In November, as part of Operation Crusader, an offensive aimed at relieving the besieged garrison at Tobruk, No. 3 Troop of Middle East Commando was involved in Operation Flipper, an attempt to raid Erwin Rommel's headquarters in Libya and kill the German commander. The raid was part of a larger operation involving Stirling's L Detachment and the SBS to penetrate behind the German lines and cause disruption in the rear areas in order to assist in the general offensive. In the end, however, the raid failed and only two men—one of whom was Laycock himself—managed to return to British lines. The commander, Lt. Col.
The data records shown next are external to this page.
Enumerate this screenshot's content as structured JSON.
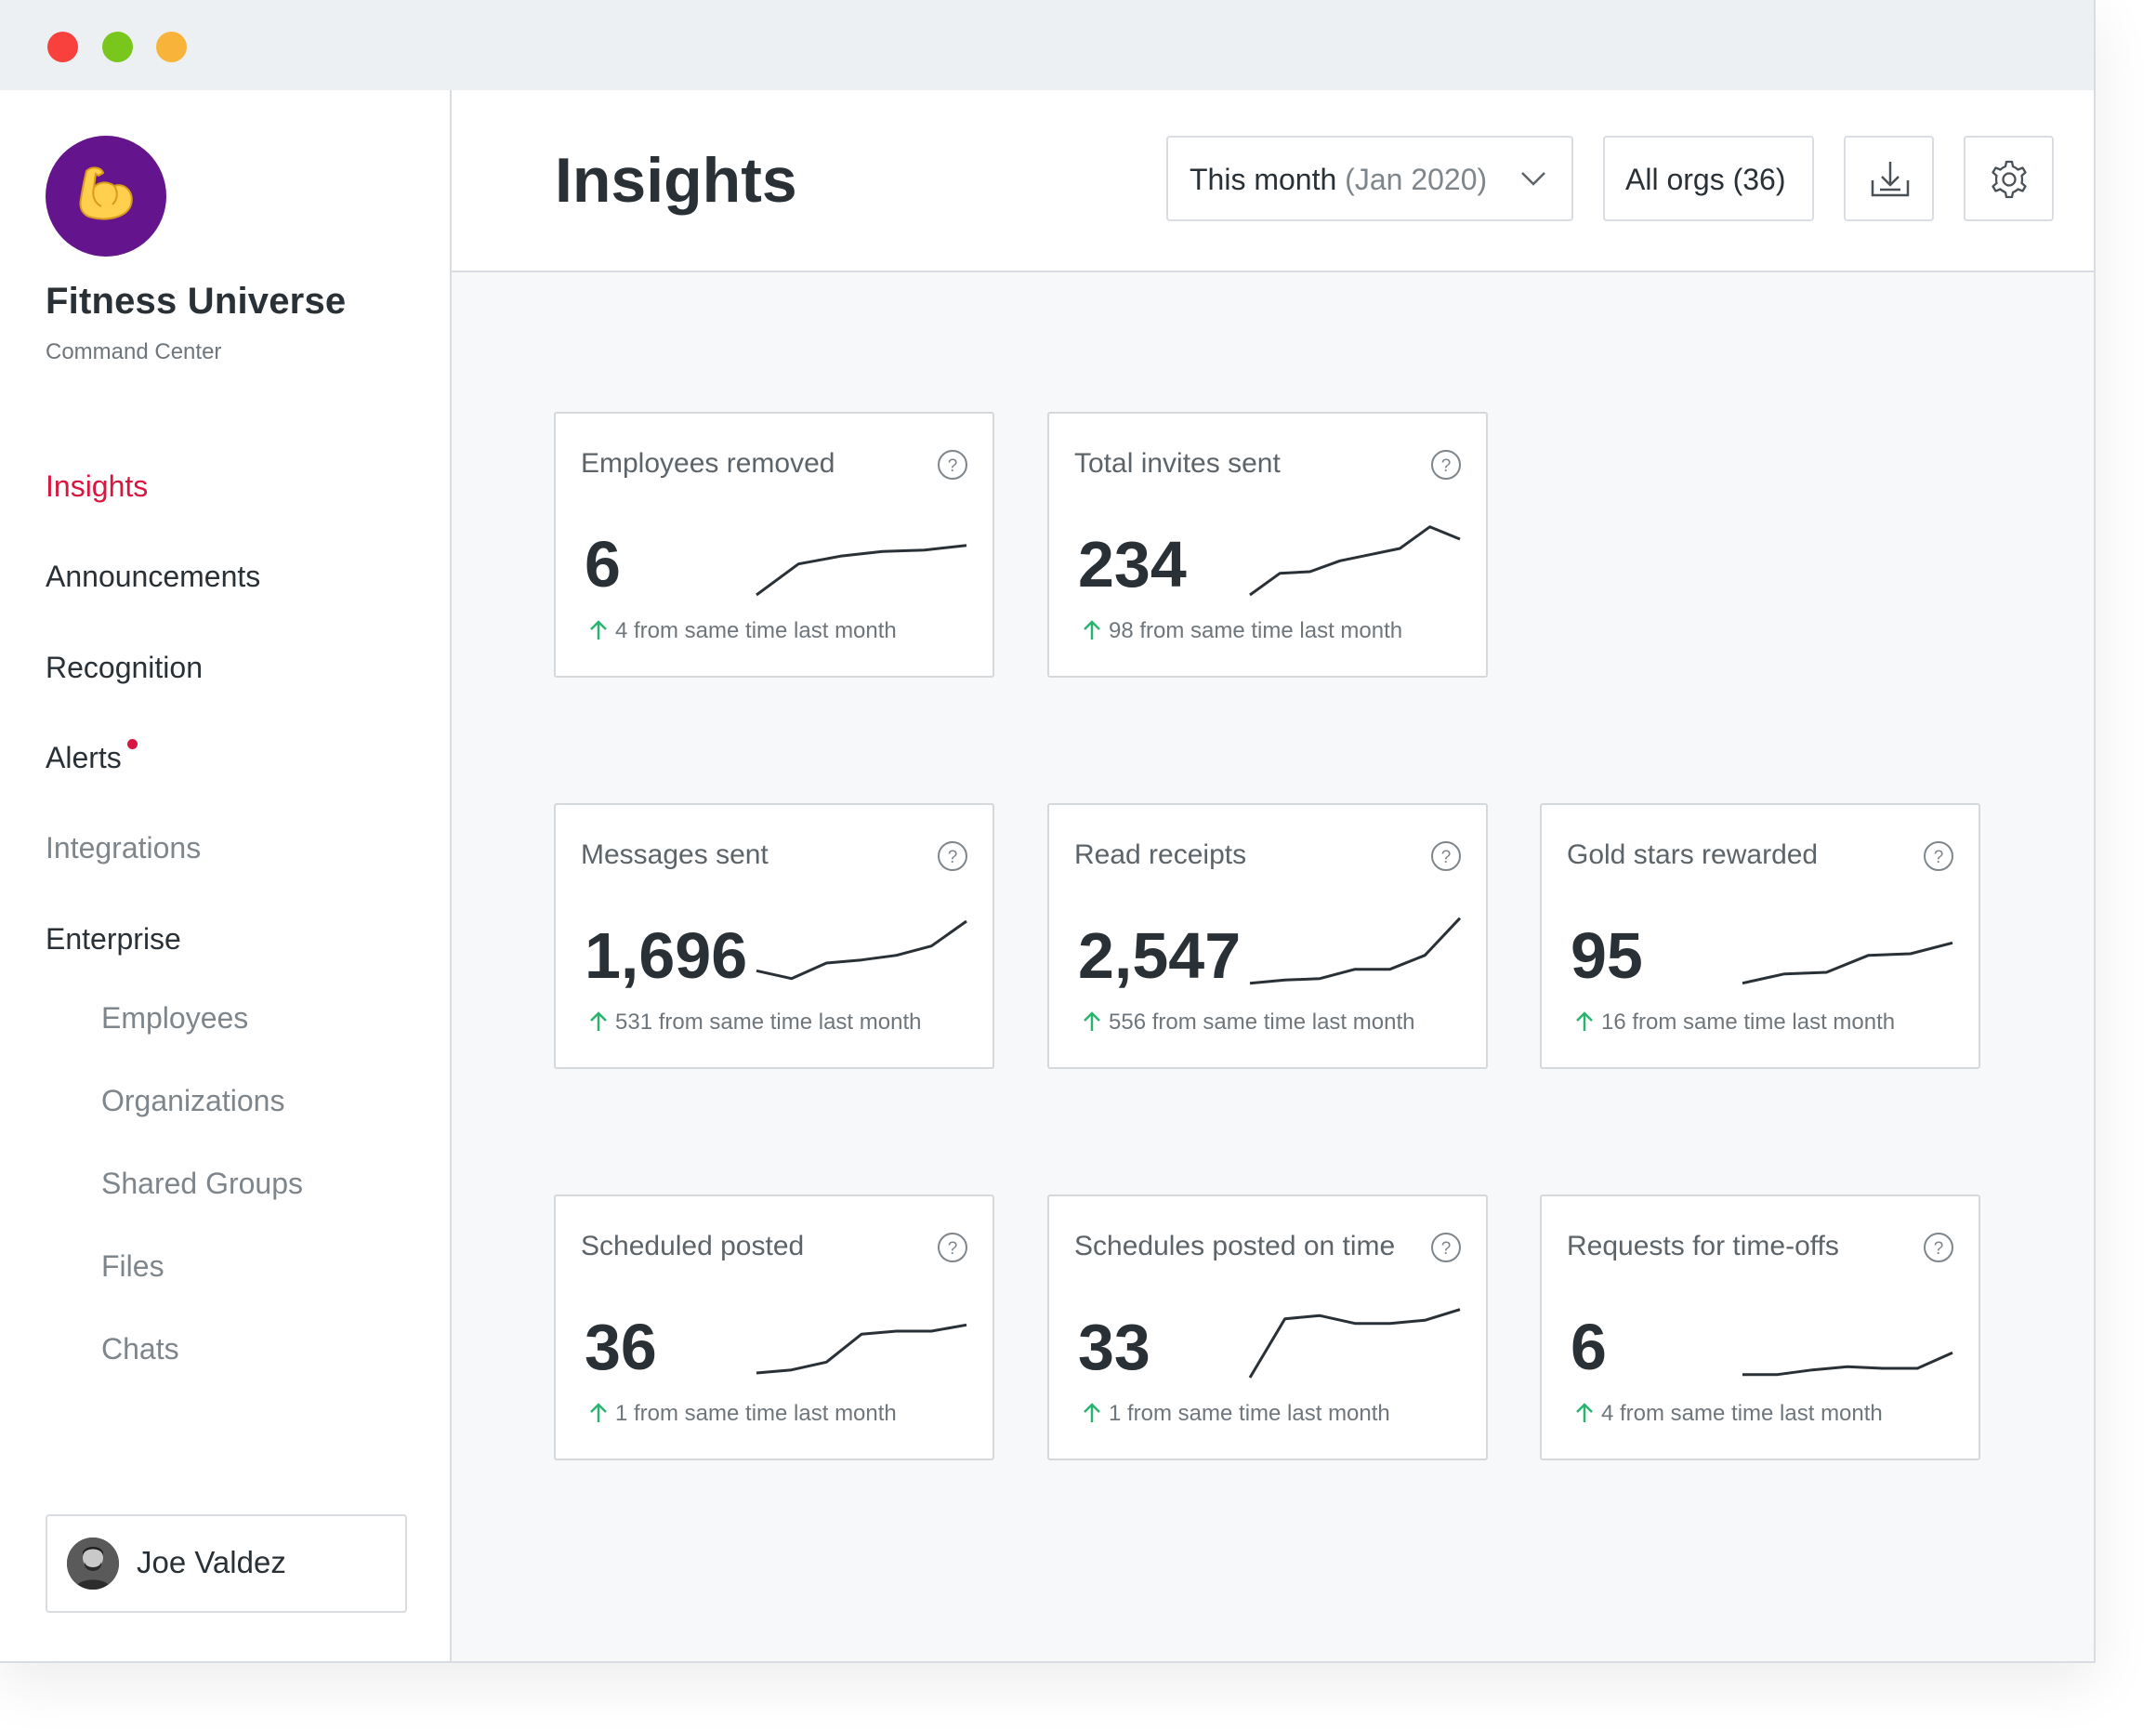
{
  "brand": {
    "name": "Fitness Universe",
    "subtitle": "Command Center"
  },
  "nav": {
    "items": [
      {
        "label": "Insights",
        "state": "active"
      },
      {
        "label": "Announcements",
        "state": "normal"
      },
      {
        "label": "Recognition",
        "state": "normal"
      },
      {
        "label": "Alerts",
        "state": "normal",
        "badge": true
      },
      {
        "label": "Integrations",
        "state": "muted"
      },
      {
        "label": "Enterprise",
        "state": "normal"
      }
    ],
    "subitems": [
      {
        "label": "Employees"
      },
      {
        "label": "Organizations"
      },
      {
        "label": "Shared Groups"
      },
      {
        "label": "Files"
      },
      {
        "label": "Chats"
      }
    ]
  },
  "user": {
    "name": "Joe Valdez"
  },
  "header": {
    "title": "Insights",
    "period_label": "This month",
    "period_value": "(Jan 2020)",
    "orgs_label": "All orgs (36)"
  },
  "colors": {
    "accent": "#d8163f",
    "brand_purple": "#64148c",
    "positive": "#2ab36f"
  },
  "cards": [
    {
      "title": "Employees removed",
      "value": "6",
      "delta": "4 from same time last month",
      "trend": [
        0,
        20,
        25,
        28,
        29,
        32
      ]
    },
    {
      "title": "Total invites sent",
      "value": "234",
      "delta": "98 from same time last month",
      "trend": [
        0,
        14,
        15,
        22,
        26,
        30,
        44,
        36
      ]
    },
    {
      "title": "Messages sent",
      "value": "1,696",
      "delta": "531 from same time last month",
      "trend": [
        10,
        5,
        15,
        17,
        20,
        26,
        42
      ]
    },
    {
      "title": "Read receipts",
      "value": "2,547",
      "delta": "556 from same time last month",
      "trend": [
        2,
        4,
        5,
        11,
        11,
        20,
        44
      ]
    },
    {
      "title": "Gold stars rewarded",
      "value": "95",
      "delta": "16 from same time last month",
      "trend": [
        2,
        8,
        9,
        20,
        21,
        28
      ]
    },
    {
      "title": "Scheduled posted",
      "value": "36",
      "delta": "1 from same time last month",
      "trend": [
        3,
        5,
        10,
        28,
        30,
        30,
        34
      ]
    },
    {
      "title": "Schedules posted on time",
      "value": "33",
      "delta": "1 from same time last month",
      "trend": [
        0,
        38,
        40,
        35,
        35,
        37,
        44
      ]
    },
    {
      "title": "Requests for time-offs",
      "value": "6",
      "delta": "4 from same time last month",
      "trend": [
        2,
        2,
        5,
        7,
        6,
        6,
        16
      ]
    }
  ]
}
Geoffrey Keyes, was posthumously awarded the Victoria Cross for his leadership and bravery during the raid.

Although the Middle East Commando remained in existence after this—largely in an effort to placate Churchill—its personnel were mainly absorbed into larger formations. Many of these men joined the Special Air Service, which was expanded by Stirling with Churchill's approval. Laycock was promoted to brigadier and put in charge of the Special Service Brigade, Middle East Command, replacing Brigadier Charles Haydon.